Tiffany Kung and colleagues at AnsibleHealth, California, US, tested ChatGPT's performance on the USMLE, a highly standardized and regulated series of three exams, including Steps 1, 2CK, and 3, required for medical licensure in the US, the study said. Taken by medical students and physicians-in-training, the USMLE assesses knowledge spanning most medical disciplines, ranging from biochemistry, to diagnostic reasoning, to bioethics.

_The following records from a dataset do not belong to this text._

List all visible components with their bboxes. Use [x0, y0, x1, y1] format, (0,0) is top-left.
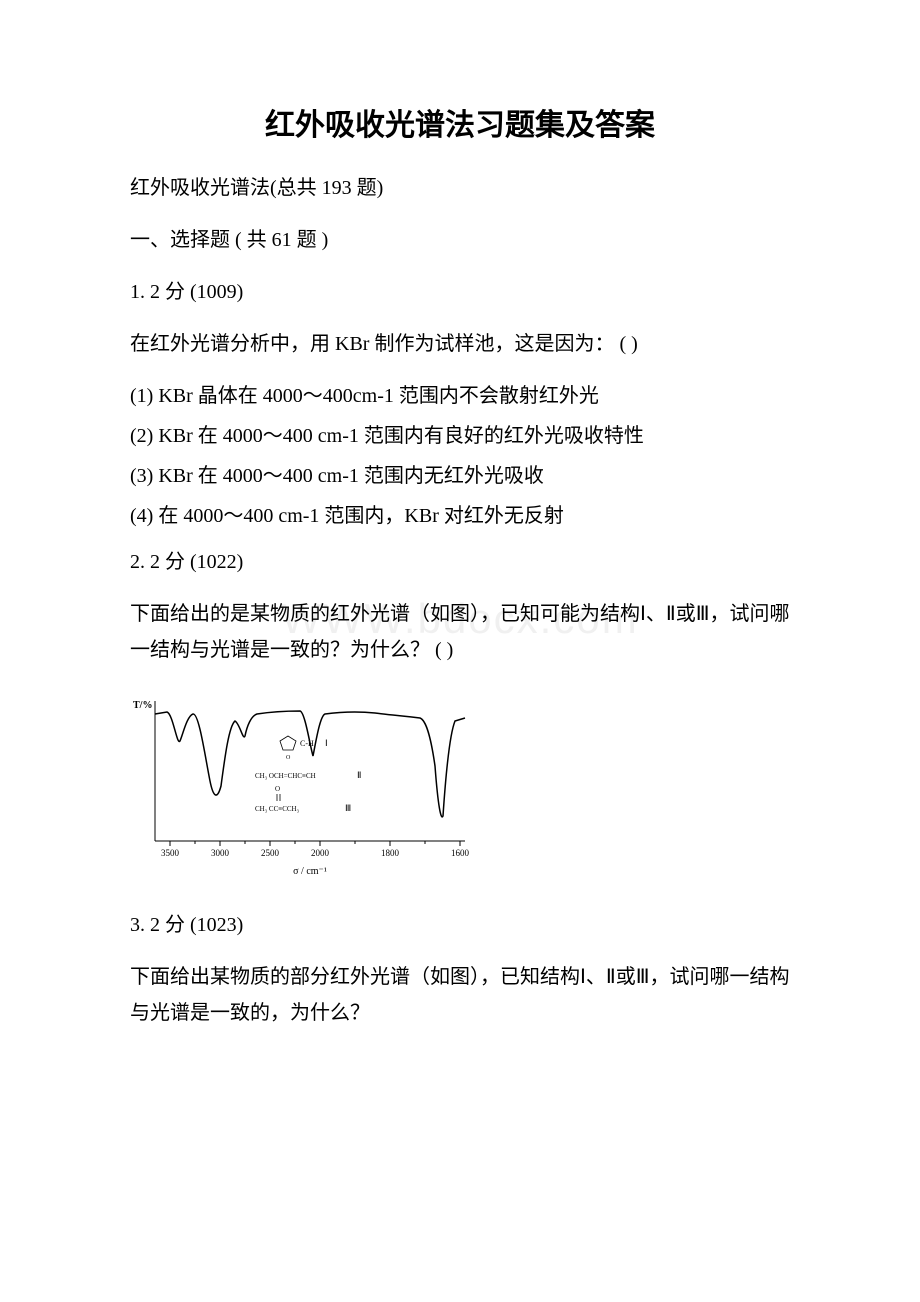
structure-3-label: Ⅲ [345, 803, 351, 813]
q1-option-1: (1) KBr 晶体在 4000～400cm-1 范围内不会散射红外光 [90, 380, 830, 412]
structure-1: O C-H Ⅰ [280, 736, 328, 761]
x-tick-3: 2000 [311, 848, 330, 858]
q1-option-3: (3) KBr 在 4000～400 cm-1 范围内无红外光吸收 [90, 460, 830, 492]
q2-stem-line1: 下面给出的是某物质的红外光谱（如图），已知可能为结构Ⅰ、Ⅱ或Ⅲ，试问哪 [90, 598, 830, 630]
o-label: O [275, 785, 280, 793]
structure-1-label: Ⅰ [325, 738, 328, 748]
x-tick-4: 1800 [381, 848, 400, 858]
ir-spectrum-figure: T/% 3500 3000 2500 2000 1800 1600 σ / cm… [125, 686, 830, 891]
q3-header: 3. 2 分 (1023) [90, 909, 830, 941]
svg-text:C-H: C-H [300, 739, 314, 748]
section-heading: 一、选择题 ( 共 61 题 ) [90, 224, 830, 256]
q1-stem: 在红外光谱分析中，用 KBr 制作为试样池，这是因为： ( ) [90, 328, 830, 360]
q1-option-4: (4) 在 4000～400 cm-1 范围内，KBr 对红外无反射 [90, 500, 830, 532]
ir-spectrum-svg: T/% 3500 3000 2500 2000 1800 1600 σ / cm… [125, 686, 485, 886]
structure-2-label: Ⅱ [357, 770, 361, 780]
x-tick-0: 3500 [161, 848, 180, 858]
q3-stem-line1: 下面给出某物质的部分红外光谱（如图），已知结构Ⅰ、Ⅱ或Ⅲ，试问哪一结构 [90, 961, 830, 993]
x-tick-1: 3000 [211, 848, 230, 858]
spectrum-curve [155, 711, 465, 817]
structure-2: CH₃ OCH=CHC≡CH Ⅱ [255, 770, 361, 780]
svg-text:CH₃ OCH=CHC≡CH: CH₃ OCH=CHC≡CH [255, 772, 316, 780]
svg-text:O: O [286, 755, 291, 761]
q1-option-2: (2) KBr 在 4000～400 cm-1 范围内有良好的红外光吸收特性 [90, 420, 830, 452]
x-tick-2: 2500 [261, 848, 280, 858]
q3-stem-line2: 与光谱是一致的，为什么？ [90, 997, 830, 1029]
structure-3: CH₃ CC≡CCH₃ Ⅲ [255, 803, 351, 813]
page-title: 红外吸收光谱法习题集及答案 [90, 100, 830, 144]
y-axis-label: T/% [133, 700, 152, 711]
q2-stem-line2: 一结构与光谱是一致的？为什么？ ( ) [90, 634, 830, 666]
x-tick-5: 1600 [451, 848, 470, 858]
q1-header: 1. 2 分 (1009) [90, 276, 830, 308]
q2-header: 2. 2 分 (1022) [90, 546, 830, 578]
intro-text: 红外吸收光谱法(总共 193 题) [90, 172, 830, 204]
svg-text:CH₃ CC≡CCH₃: CH₃ CC≡CCH₃ [255, 805, 300, 813]
x-axis-label: σ / cm⁻¹ [293, 866, 327, 877]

The authors found that after indeterminate responses were removed, ChatGPT had scored between 52.4 per cent and 75 percent across the three USMLE exams, the study published in the journal PLOS Digital Health said. Unlike most chatbots, ChatGPT cannot search the internet, the study said. Instead, it generates text using word relationships predicted by its internal processes, the study said.
According to the study, ChatGPT also demonstrated 94.6 percent concordance across all its responses and produced at least one significant insight, something that was new, non-obvious, and clinically valid, for 88.9 percent of its responses.